XXXIV. VERONIQUE ET LE SUAIRE
Le cortège entra dans une longue rue qui déviait un peu à gauche et où
aboutissaient plusieurs rues transversales. Beaucoup de gens bien vêtus se
rendaient au Temple et plusieurs s'éloignaient à la vue de Jésus par une crainte
pharisaïque de se souiller, tandis que d'autres marquaient quelque pitié. On
avait fait environ deux cents pas depuis que Simon était venu porter la croix
avec le Seigneur, lorsqu'une femme de grande taille et d'un aspect imposant,
tenant une jeune fille par la main, sortit d'une belle maison située à gauche
et précédée d'une avant-cour fermée par une belle grille, à laquelle on
arrivait par une terrasse avec des degrés. Elle se jeta au-devant du cortège.
C'était Séraphia, femme de Sirach, membre du conseil du Temple, qui fut appelée
Véronique, de vera icon (vrai portrait), à cause de ce qu'elle fit en ce jour.
Séraphia
avait préparé chez elle d'excellent vin aromatisé, avec le pieux désir de le
faire boire au Seigneur sur son chemin de douleur. Elle était déjà allée une
fois au-devant du cortège : je l'avais vue, tenant par la main une jeune fille
qu'elle avait adoptée, courir à côté des soldats, lorsque Jésus rencontra sa
sainte mère. Mais il ne lui avait pas été possible de se faire jour à travers
la foule et elle était retournée près de sa maison pour y attendre Jésus. Elle
s'avança voilée dans la rue : un linge était suspendu sur ses épaules : la
petite fille, âgée d'environ neuf ans, se tenait près d'elle et cacha, à
l'approche du cortège, le vase plein de vin. Ceux qui marchaient en avant
voulurent la repousser, mais, exaltée par l'amour et la compassion, elle se
fraya un passage avec l'enfant qui se tenait à sa robe, travers la populace,
les soldats et les archers, parvint à Jésus, tomba à genoux et lui présenta le
linge qu'elle déploya devant lui en disant : Permettez-moi d'essuyer la face de
mon Seigneur. Jésus prit le linge de la
main gauche, l'appliqua contre son visage ensanglanté, puis le rapprochant de
la main droite qui tenait le bout de la croix, il pressa ce linge entre ses
deux mains et le rendit avec un remerciement. Séraphia le mit sous son manteau
après l'avoir baisé et se releva.
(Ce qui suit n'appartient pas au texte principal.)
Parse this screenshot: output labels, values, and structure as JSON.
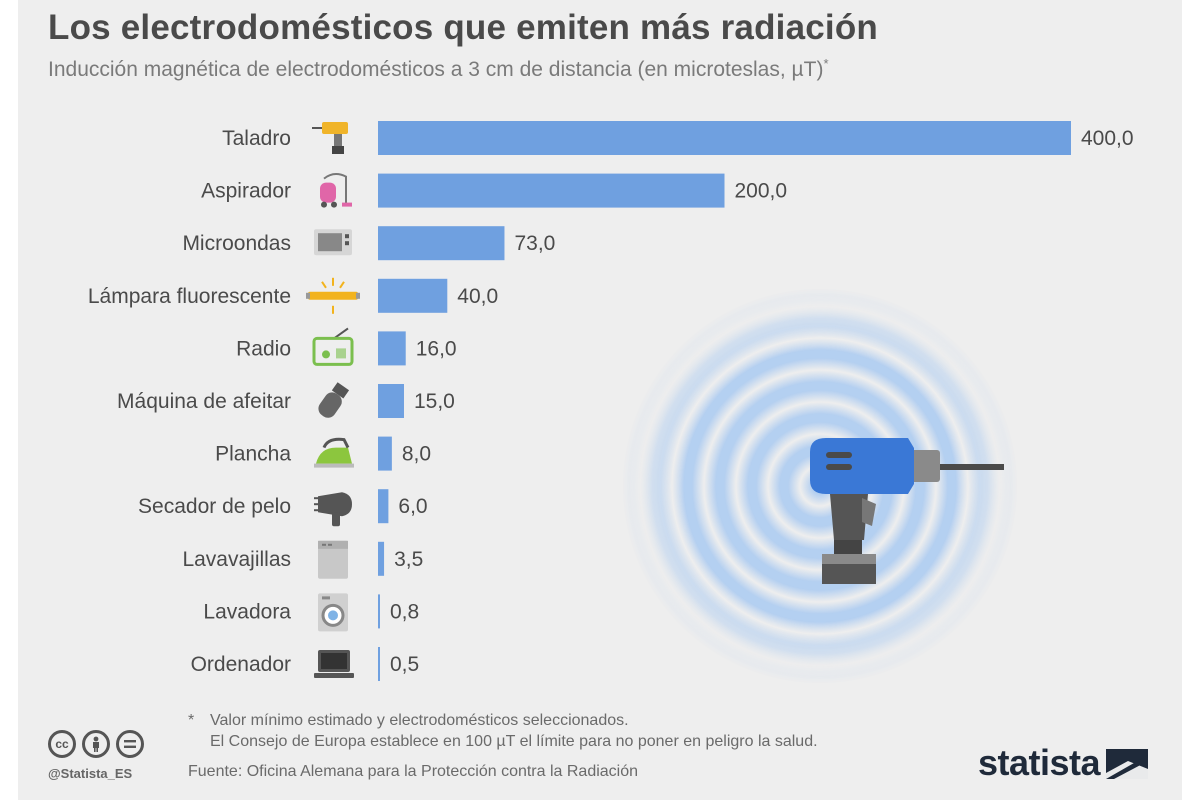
{
  "header": {
    "title": "Los electrodomésticos que emiten más radiación",
    "subtitle": "Inducción magnética de electrodomésticos a 3 cm de distancia (en microteslas, µT)",
    "subtitle_mark": "*"
  },
  "chart_data": {
    "type": "bar",
    "orientation": "horizontal",
    "title": "Los electrodomésticos que emiten más radiación",
    "subtitle": "Inducción magnética de electrodomésticos a 3 cm de distancia (en microteslas, µT)",
    "categories": [
      "Taladro",
      "Aspirador",
      "Microondas",
      "Lámpara fluorescente",
      "Radio",
      "Máquina de afeitar",
      "Plancha",
      "Secador de pelo",
      "Lavavajillas",
      "Lavadora",
      "Ordenador"
    ],
    "values": [
      400.0,
      200.0,
      73.0,
      40.0,
      16.0,
      15.0,
      8.0,
      6.0,
      3.5,
      0.8,
      0.5
    ],
    "value_labels": [
      "400,0",
      "200,0",
      "73,0",
      "40,0",
      "16,0",
      "15,0",
      "8,0",
      "6,0",
      "3,5",
      "0,8",
      "0,5"
    ],
    "icons": [
      "drill-icon",
      "vacuum-icon",
      "microwave-icon",
      "fluorescent-lamp-icon",
      "radio-icon",
      "shaver-icon",
      "iron-icon",
      "hair-dryer-icon",
      "dishwasher-icon",
      "washing-machine-icon",
      "laptop-icon"
    ],
    "xlim": [
      0,
      400
    ],
    "grid": false,
    "legend": "none",
    "bar_color": "#6fa0e0"
  },
  "footer": {
    "note_mark": "*",
    "note_line1": "Valor mínimo estimado y electrodomésticos seleccionados.",
    "note_line2": "El Consejo de Europa establece en 100 µT el límite para no poner en peligro la salud.",
    "source": "Fuente: Oficina Alemana para la Protección contra la Radiación",
    "handle": "@Statista_ES",
    "license_icons": [
      "cc-icon",
      "attribution-icon",
      "no-derivatives-icon"
    ],
    "brand": "statista"
  }
}
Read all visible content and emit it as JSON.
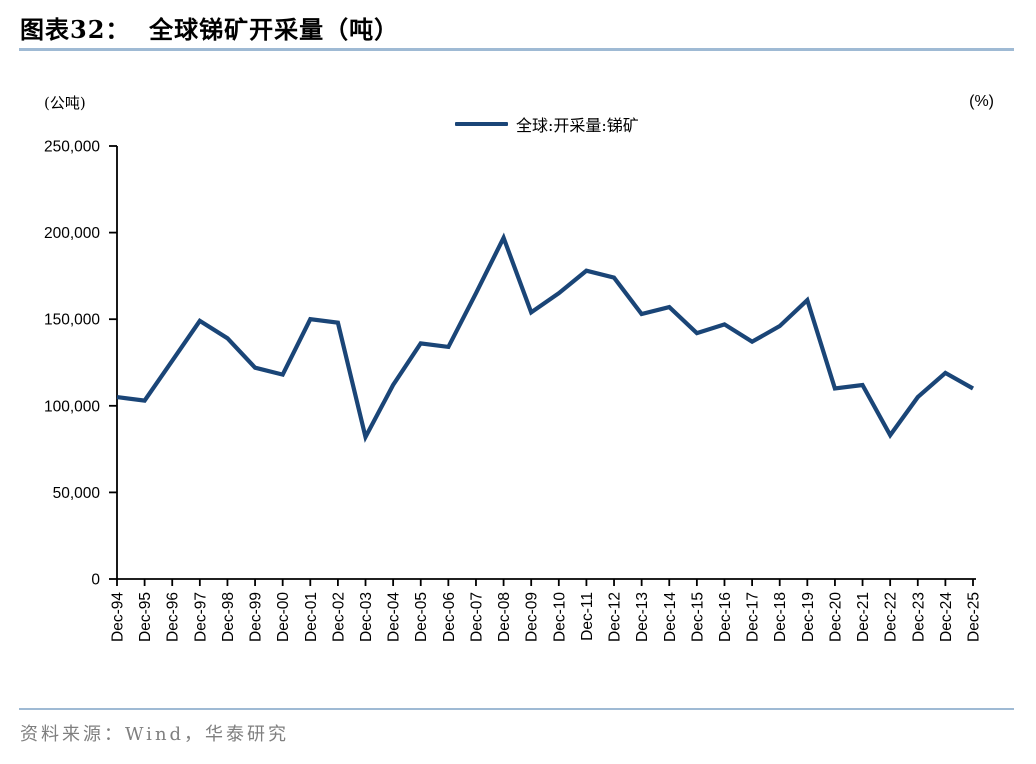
{
  "header": {
    "title": "图表32：  全球锑矿开采量（吨）"
  },
  "axis_units": {
    "left": "(公吨)",
    "right": "(%)"
  },
  "legend": {
    "label": "全球:开采量:锑矿"
  },
  "footer": {
    "source_text": "资料来源：Wind，华泰研究"
  },
  "colors": {
    "series_line": "#1A4577",
    "divider_blue": "#9FBAD4",
    "axis_black": "#000000",
    "footer_gray": "#7f7f7f"
  },
  "chart_data": {
    "type": "line",
    "title": "全球锑矿开采量（吨）",
    "legend_entries": [
      "全球:开采量:锑矿"
    ],
    "legend_position": "top-center",
    "grid": false,
    "xlabel": "",
    "ylabel": "(公吨)",
    "ylabel_right": "(%)",
    "ylim": [
      0,
      250000
    ],
    "ytick_interval": 50000,
    "yticks": [
      0,
      50000,
      100000,
      150000,
      200000,
      250000
    ],
    "categories": [
      "Dec-94",
      "Dec-95",
      "Dec-96",
      "Dec-97",
      "Dec-98",
      "Dec-99",
      "Dec-00",
      "Dec-01",
      "Dec-02",
      "Dec-03",
      "Dec-04",
      "Dec-05",
      "Dec-06",
      "Dec-07",
      "Dec-08",
      "Dec-09",
      "Dec-10",
      "Dec-11",
      "Dec-12",
      "Dec-13",
      "Dec-14",
      "Dec-15",
      "Dec-16",
      "Dec-17",
      "Dec-18",
      "Dec-19",
      "Dec-20",
      "Dec-21",
      "Dec-22",
      "Dec-23",
      "Dec-24",
      "Dec-25"
    ],
    "series": [
      {
        "name": "全球:开采量:锑矿",
        "values": [
          105000,
          103000,
          126000,
          149000,
          139000,
          122000,
          118000,
          150000,
          148000,
          82000,
          112000,
          136000,
          134000,
          165000,
          197000,
          154000,
          165000,
          178000,
          174000,
          153000,
          157000,
          142000,
          147000,
          137000,
          146000,
          161000,
          110000,
          112000,
          83000,
          105000,
          119000,
          110000
        ]
      }
    ]
  }
}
La jeune fille leva timidement le vase de vin
vers Jésus, mais les soldats et les archers ne souffrirent pas qu'il s'y
désaltérât. La hardiesse et la promptitude de cette action avaient excité un
mouvement dans le peuple, ce qui avait arrêté le cortège pendant près de deux
minutes et avait permis à Véronique de présenter le suaire. Les Pharisiens et
les archers, irrités de cette pause, et surtout de cet hommage public rendu au
Sauveur, se mirent à frapper et à maltraiter Jésus, pendant que Véronique
rentrait en hâte dans sa maison.
A
peine était-elle rentrée dans sa chambre, qu'elle étendit le suaire sur la
table placée devant elle et tomba sans connaissance : la petite fille
s'agenouilla près d'elle en sanglotant. Un ami qui venait la voir, la trouva
ainsi près du linge déployé où la face ensanglantée de Jésus s'était empreinte
d'une façon merveilleuse, mais effrayante. Il fut très frappé de ce spectacle,
la fit revenir à elle et lui montra le suaire devant lequel elle se mit à
genoux en pleurant et en s'écriant : Maintenant, je veux tout quitter car le
Seigneur m'a donné un souvenir. Ce suaire était de laine fine, trois fois plus
long que large ; on le portait habituellement autour du cou : quelquefois on en
avait un second qui pendait sur l'épaule. C'était l'usage d'aller avec un
pareil suaire au-devant des gens affligés, fatigués ou malades, et de leur en
essuyer je visage en signe de deuil et de compassion. Véronique garda toujours
le suaire pendu au chevet de son lit. Après sa mort, il revint par les saintes
femmes à la sainte Vierge, puis à l'Eglise par les apôtres.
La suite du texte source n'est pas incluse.